I have sympathy with both views and can both argue both sides and am happy to play in either type of game – although the first option above would tend to work better for one shots or convention games but might work to a limited extent in a more serious ongoing campaign.
If any culture of the here and now (and I realize I use that term advisedly with Sherlock Holmes who hails from the 19th Century) was to survive far into the future it might be something or someone such as the detective who seems to cross culture and time even now. For more than a hundred years he seems to have captured the imagination of people groups around the world and he seems to be as popular now as he ever was – just look at the success of the BBC’s Sherlock series and Elementary over on CBS.
Arguably stories from today have rather more chance of surviving into the future than word of mouth fireside tales of millennia ago. We can have exact records of them in digital formats that should theoretically be able to go on for ever, although digital rights, file format changes and a lack of systematic storage and upkeep of data are all problems we haven’t really begun to solve yet for the really long term. In addition, simply the sheer quantity of material across all that time is going to mean only the very best stories and characters survive. Consider the number of other detective stories written in the late 1800s and early 1900s. Virtually none are remembered now. Even Edgar Allen Poe’s C. Auguste Dupin and Émile Gaboriau’s Monsieur Lecoq are largely only known now because of their mentions in Doyle’s writing. Holmes is dismissive of them. The former he calls “an inferior fellow” and the latter a “bungler” (although he has energy) – see A Study in Scarlet. Professional jealously, perhaps?1
If you don’t want Sherlock Holmes, or those of his ilk, in your Traveller games then fine. But if you’re interested in exploring such characters within a far future setting then the following might be helpful. I’m sure imaginative referees will have other suggestions.

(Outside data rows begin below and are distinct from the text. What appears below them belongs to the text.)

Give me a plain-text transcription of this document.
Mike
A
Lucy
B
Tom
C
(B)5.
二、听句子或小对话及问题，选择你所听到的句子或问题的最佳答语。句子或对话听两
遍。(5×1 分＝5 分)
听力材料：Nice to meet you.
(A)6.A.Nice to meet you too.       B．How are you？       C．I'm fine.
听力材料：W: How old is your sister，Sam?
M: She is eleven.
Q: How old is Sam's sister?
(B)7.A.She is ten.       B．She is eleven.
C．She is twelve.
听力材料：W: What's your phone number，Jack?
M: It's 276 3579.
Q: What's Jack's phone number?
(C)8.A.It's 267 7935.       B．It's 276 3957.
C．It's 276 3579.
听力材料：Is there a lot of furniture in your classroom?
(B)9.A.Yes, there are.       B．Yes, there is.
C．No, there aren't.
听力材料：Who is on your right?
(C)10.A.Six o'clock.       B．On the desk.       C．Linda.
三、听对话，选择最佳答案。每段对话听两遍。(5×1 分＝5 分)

How far such usage or technology has spread into the nearby Third Imperium or beyond, is left to the Referee although it should be noted that the concepts and cultural references would presumably have existed throughout the Second Imperium or Ramshackle Empire and could conceivably have travelled even as far as the Vargr or Zhodani borders. It is interesting to note the Aslan tradition of the Huiha Rukt’hao – said to right wrongs with the brilliance of her mind, the Zhodani Shanzapl or “knowing one”, and the K’kree Rakrix Gengrraak Gh’ee or “well-born explorer of small, unnoticed details”.

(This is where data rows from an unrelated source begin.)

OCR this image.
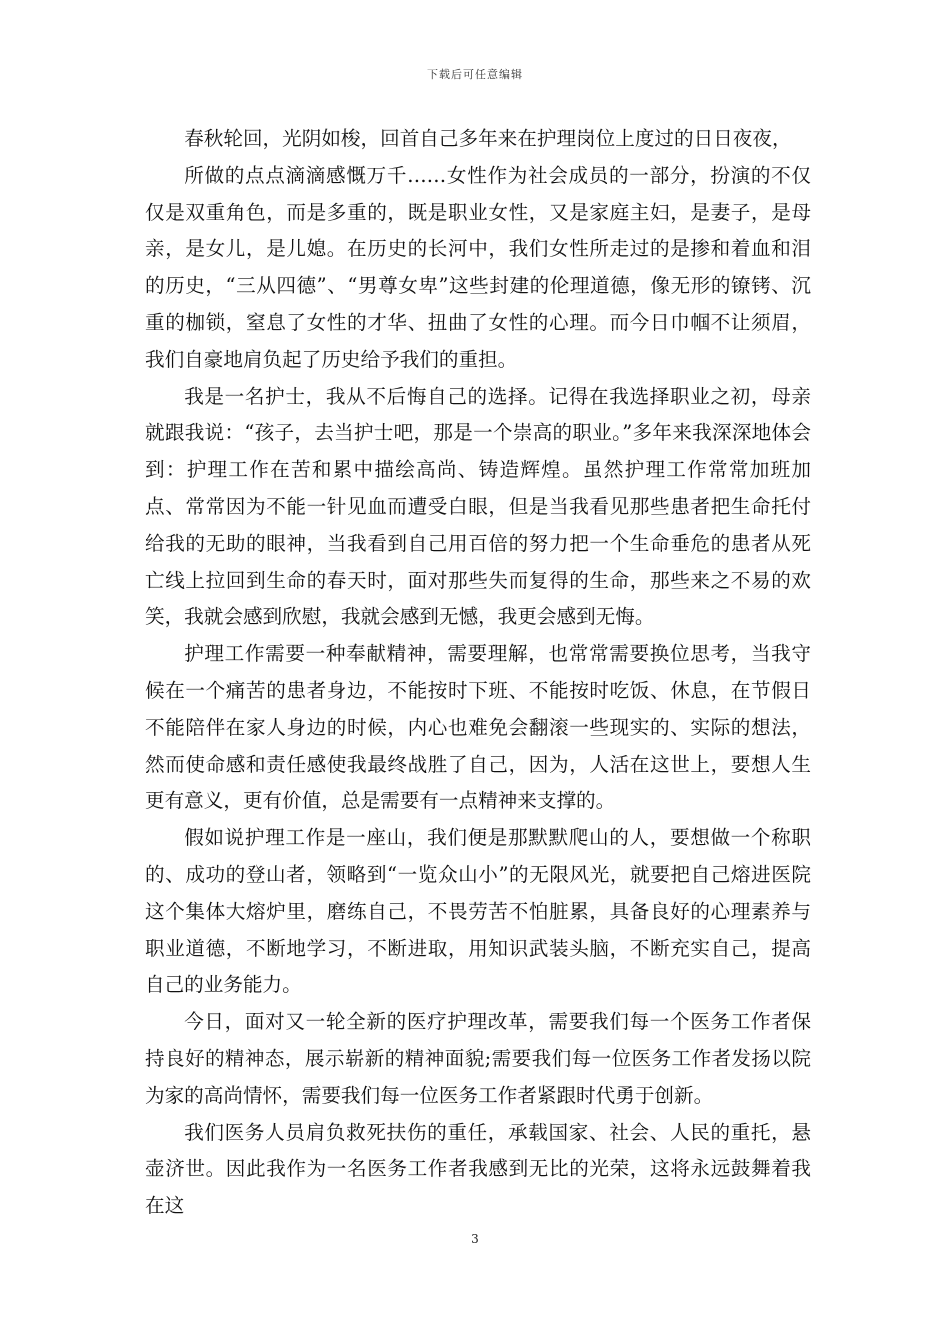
下载后可任意编辑

春秋轮回，光阴如梭，回首自己多年来在护理岗位上度过的日日夜夜，

所做的点点滴滴感慨万千……女性作为社会成员的一部分，扮演的不仅仅是双重角色，而是多重的，既是职业女性，又是家庭主妇，是妻子，是母亲，是女儿，是儿媳。在历史的长河中，我们女性所走过的是掺和着血和泪的历史，“三从四德”、“男尊女卑”这些封建的伦理道德，像无形的镣铐、沉重的枷锁，窒息了女性的才华、扭曲了女性的心理。而今日巾帼不让须眉，我们自豪地肩负起了历史给予我们的重担。

我是一名护士，我从不后悔自己的选择。记得在我选择职业之初，母亲就跟我说：“孩子，去当护士吧，那是一个崇高的职业。”多年来我深深地体会到：护理工作在苦和累中描绘高尚、铸造辉煌。虽然护理工作常常加班加点、常常因为不能一针见血而遭受白眼，但是当我看见那些患者把生命托付给我的无助的眼神，当我看到自己用百倍的努力把一个生命垂危的患者从死亡线上拉回到生命的春天时，面对那些失而复得的生命，那些来之不易的欢笑，我就会感到欣慰，我就会感到无憾，我更会感到无悔。

护理工作需要一种奉献精神，需要理解，也常常需要换位思考，当我守候在一个痛苦的患者身边，不能按时下班、不能按时吃饭、休息，在节假日不能陪伴在家人身边的时候，内心也难免会翻滚一些现实的、实际的想法，然而使命感和责任感使我最终战胜了自己，因为，人活在这世上，要想人生更有意义，更有价值，总是需要有一点精神来支撑的。

假如说护理工作是一座山，我们便是那默默爬山的人，要想做一个称职的、成功的登山者，领略到“一览众山小”的无限风光，就要把自己熔进医院这个集体大熔炉里，磨练自己，不畏劳苦不怕脏累，具备良好的心理素养与职业道德，不断地学习，不断进取，用知识武装头脑，不断充实自己，提高自己的业务能力。

今日，面对又一轮全新的医疗护理改革，需要我们每一个医务工作者保持良好的精神态，展示崭新的精神面貌;需要我们每一位医务工作者发扬以院为家的高尚情怀，需要我们每一位医务工作者紧跟时代勇于创新。

我们医务人员肩负救死扶伤的重任，承载国家、社会、人民的重托，悬壶济世。因此我作为一名医务工作者我感到无比的光荣，这将永远鼓舞着我在这

3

It’s perhaps also worth noting here that Holmes himself was interested in thinking about the future. He believes that one day “our children” will be “some-day citizens of the same world-wide country under a flag which shall be a quartering of the Union Jack with the Stars and Stripes.” (“Noble Bachelor”) So perhaps we might argue he was considering the very Far Future! He could speak about warships of the future as if he’d made a special study of them2 (The Sign of the Four) and he foreshadows Asimov’s psychohistory in his quotes from Winwood Reade: “you can never foretell what any one man will do, but you can say with precision what an average number will be up to. Individuals vary, but percentages remain constant.”3 (also The Sign of the Four). In addition, there is his speech about the east wind coming just before World War I (“His Last Bow”):
“There’s an east wind coming… such a wind as never blew on England yet. It will be cold and bitter, Watson, and a good many of us may wither before its blast. But it’s God’s own wind none the less, and a cleaner better, stronger land will lie in the sunshine when the storm has cleared.”